Aparat gabungan menggunakan sampel DNA atau ”deoxyribo nucleic acid” serta temuan lain untuk mengidentifikasi identitas korban. Sejauh ini proses pencarian masih belum menemukan hasil.
Oleh
ADITYA DIVERANTA
·3 menit baca
JAKARTA, KOMPAS — Tim Disaster Victim Identification atau DVI mengumpulkan 40 sampel DNA dari keluarga korban kecelakaan pesawat SJ-182 PK-CLC pada Senin (11/1/2021). Puluhan sampel akan digunakan untuk identifikasi jenazah korban, terutama karena proses ini belum membuahkan hasil signifikan.
Kepala Biro Penerangan Masyarakat Divisi Humas Polri Brigadir Jenderal Rusdi Hartono menyebutkan, tim mendapat 14 sampel dari Jakarta, 24 sampel dari Kalimantan Barat, 1 sampel dari Jawa Timur, dan 1 sampel lagi dari Sulawesi Selatan. Total sampel ini akan digunakan untuk progres identifikasi jenazah korban.
Proses identifikasi akan berjalan simultan dengan adanya temuan kantong jenazah. Hingga Senin pagi, Tim DVI telah menerima 16 kantong jenazah berisi bagian tubuh dari korban kecelakaan. Selain itu, terdapat tiga kantong berisi pakaian dan properti yang ditemukan di lokasi kejadian.
”Sampai pagi ini kami menerima 40 sampel DNA, 16 kantong jenazah, serta 3 kantong properti dari lokasi kejadian. Semua itu akan kami gunakan untuk keperluan identifikasi jenazah korban,” ujar Rusdi dalam konferensi pers di Rumah Sakit Bhayangkara Tingkat I Raden Said Sukanto Polri, Kramatjati, Jakarta Timur.
Rusdi menekankan bahwa proses identifikasi tersebut tidak mudah.
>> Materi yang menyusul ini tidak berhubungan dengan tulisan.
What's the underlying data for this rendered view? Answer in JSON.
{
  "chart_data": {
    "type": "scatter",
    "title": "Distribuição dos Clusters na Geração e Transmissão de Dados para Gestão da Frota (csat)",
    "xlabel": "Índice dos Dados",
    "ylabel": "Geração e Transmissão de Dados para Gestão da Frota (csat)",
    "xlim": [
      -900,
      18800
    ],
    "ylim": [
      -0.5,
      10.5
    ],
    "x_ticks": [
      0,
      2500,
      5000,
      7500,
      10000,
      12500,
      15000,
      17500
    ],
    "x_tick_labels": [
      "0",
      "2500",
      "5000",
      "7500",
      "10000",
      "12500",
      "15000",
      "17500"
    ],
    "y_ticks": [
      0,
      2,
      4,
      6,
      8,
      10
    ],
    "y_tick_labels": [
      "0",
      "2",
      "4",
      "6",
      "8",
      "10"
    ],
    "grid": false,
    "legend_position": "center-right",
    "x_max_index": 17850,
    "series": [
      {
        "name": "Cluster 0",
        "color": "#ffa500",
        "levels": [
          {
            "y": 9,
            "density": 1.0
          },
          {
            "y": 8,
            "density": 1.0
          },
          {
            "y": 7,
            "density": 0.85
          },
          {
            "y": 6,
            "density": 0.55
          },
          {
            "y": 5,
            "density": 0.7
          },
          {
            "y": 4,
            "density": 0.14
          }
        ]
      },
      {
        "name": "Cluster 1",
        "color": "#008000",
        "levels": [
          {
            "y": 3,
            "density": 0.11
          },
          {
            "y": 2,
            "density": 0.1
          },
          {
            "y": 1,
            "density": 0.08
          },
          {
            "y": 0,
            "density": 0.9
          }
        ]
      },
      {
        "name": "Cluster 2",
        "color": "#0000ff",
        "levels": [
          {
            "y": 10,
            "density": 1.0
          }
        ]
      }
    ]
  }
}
Ada tahap pencocokan berkas antemortem dan postmortem untuk identifikasi jenazah korban. Berkas antemortem didapat dari pihak keluarga. Sementara berkas postmortem berasal dari sidik jari, rekam gigi, serta sampel DNA yang ditemukan pada jenazah di lokasi kejadian.
Kepala Bidang DVI Pusat Kedokteran dan Kesehatan (Pusdokkes) Polri Komisaris Besar Ahmad Fauzi menyatakan, banyak kondisi yang turut menyulitkan proses identifikasi. Salah satu kesulitan saat ini adalah mengumpulkan berkas antemortem dan postmortem. Kondisi jenazah di lokasi kejadian, misalnya, kerap ditemukan secara tidak utuh.
”Memang identifikasi jenazah yang tidak utuh tantangannya sulit. Kami masih memeriksa seluruh bagian tubuh dalam kantong jenazah. Memang sulit, tetapi bukan tidak mungkin untuk dilakukan,” ujar Ahmad.
Ahmad memprioritaskan tiga sampel primer untuk identifikasi, yakni sidik jari, sampel DNA, dan rekam gigi. Pencocokan sampel dari berkas antemortem dan postmortem belum menemukan hasil.
Untuk mendukung progres tersebut, jumlah kapal yang terlibat dalam operasi pencarian ditambah dari sedikitnya 30 kapal menjadi 53 kapal. Selain itu, terdapat pula 20 sarana angkut yang lebih kecil untuk SAR di laut, antara lain berupa sea rider, jetski, dan rigid inflatable boat (RIB).
Direktur Operasi Badan SAR Nasional Brigadir Jenderal (Mar) Rasman menyebutkan, operasi di laut menjadi ujung tombak dalam upaya mencari serpihan pesawat dan jasad korban kecelakaan. Sedikitnya 2.600 personel terlibat dalam operasi SAR pada Senin.
Rasman menjelaskan, pada hari pertama dan kedua pencarian area operasi terbagi menjadi empat sektor, sedangkan area di hari ketiga meluas dan terbagi jadi enam sektor. Luasnya 330 mil laut persegi (sekitar 1.131,87 kilometer persegi).
Pesawat Sriwijaya Air SJ-182 PK- CLC rute Jakarta-Pontianak, Kalimantan Barat, hilang kontak pada Sabtu (9/1/2021) pukul 14.40. Pesawat diduga kuat jatuh di perairan Kepulauan Seribu, antara Pulau Lancang dan Pulau Laki di Kecamatan Kepulauan Seribu Selatan.